Notice the regular daily periodicity and the somewhat irregular nature of the electric grid values bounded and constrained within a statistical envelope for each day. This data was generated by tracking a mean and standard deviation for every 10-minute interval each day for multiple days. Each time slice was modeled as having its own mean and standard deviation and assumed a Gaussian distribution that was later sampled to generate an infinite amount of data:

import pandas as pd df = pd.read_csv(“anomalySeries.csv”) plt.plot( df.target[-500:]) plt.grid() plt.show()

Load the .csv file in time series format:

# Put into TimeSeries format data = TimeSeriesDataFrame(“anomalySeries.csv”)

Create a Zero-Shot Forecaster

We set up the forecast to run in zero-shot mode, using the model as-is with our data. The model has already been trained on a large amount of time series data, and we don’t have enough training data to meaningfully customize it with fine-tuning. Instead, we use the training subset of the data as input to the predictor, which has a forecasting horizon of 24 tokens.

Note AutoGluon has the ability to perform model selection, but we direct it to use the bolt_ small model.

prediction_length = 24 train_data, test_data = data.train_test_split(prediction_length) predictor = TimeSeriesPredictor(prediction_length=prediction_length).fit( train_data, presets=”bolt_small”, )

 

Forecast the Test Data

Finally, use the test subset to measure how well the forecaster generalizes to unseen data. 
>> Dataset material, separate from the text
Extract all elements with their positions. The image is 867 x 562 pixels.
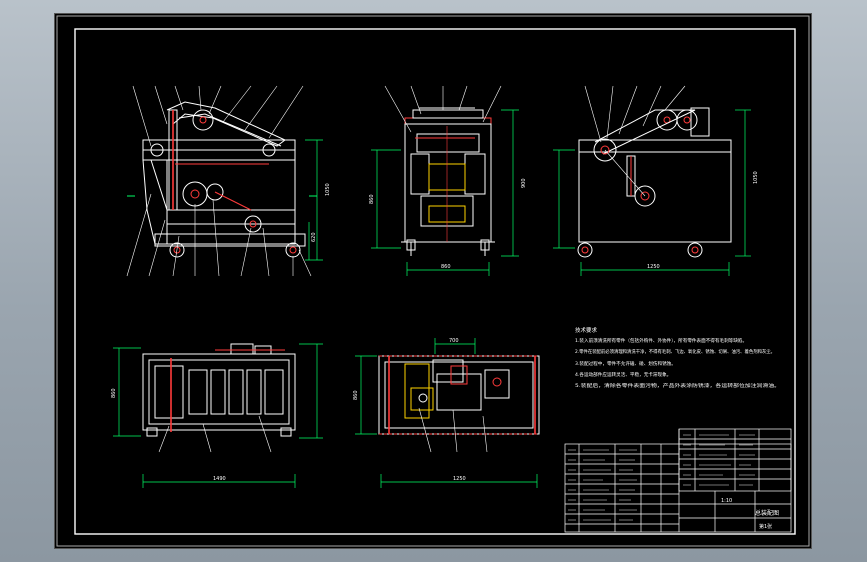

predictions = predictor.predict(test_data) # Turn off matplotlib interactive mode plt.ioff() Len = data.shape[0] predictor.plot( data=data, predictions=predictions, item_ids=["Series"], max_history_length=Len, )

The plot output shows that the trained model does a good job of predicting the periodicity.

Summary

You can see how streamlined it is to obtain a free account on the Intel Tiber AI Cloud and use the Chronos model to train and predict time series. We encourage you to give it a try.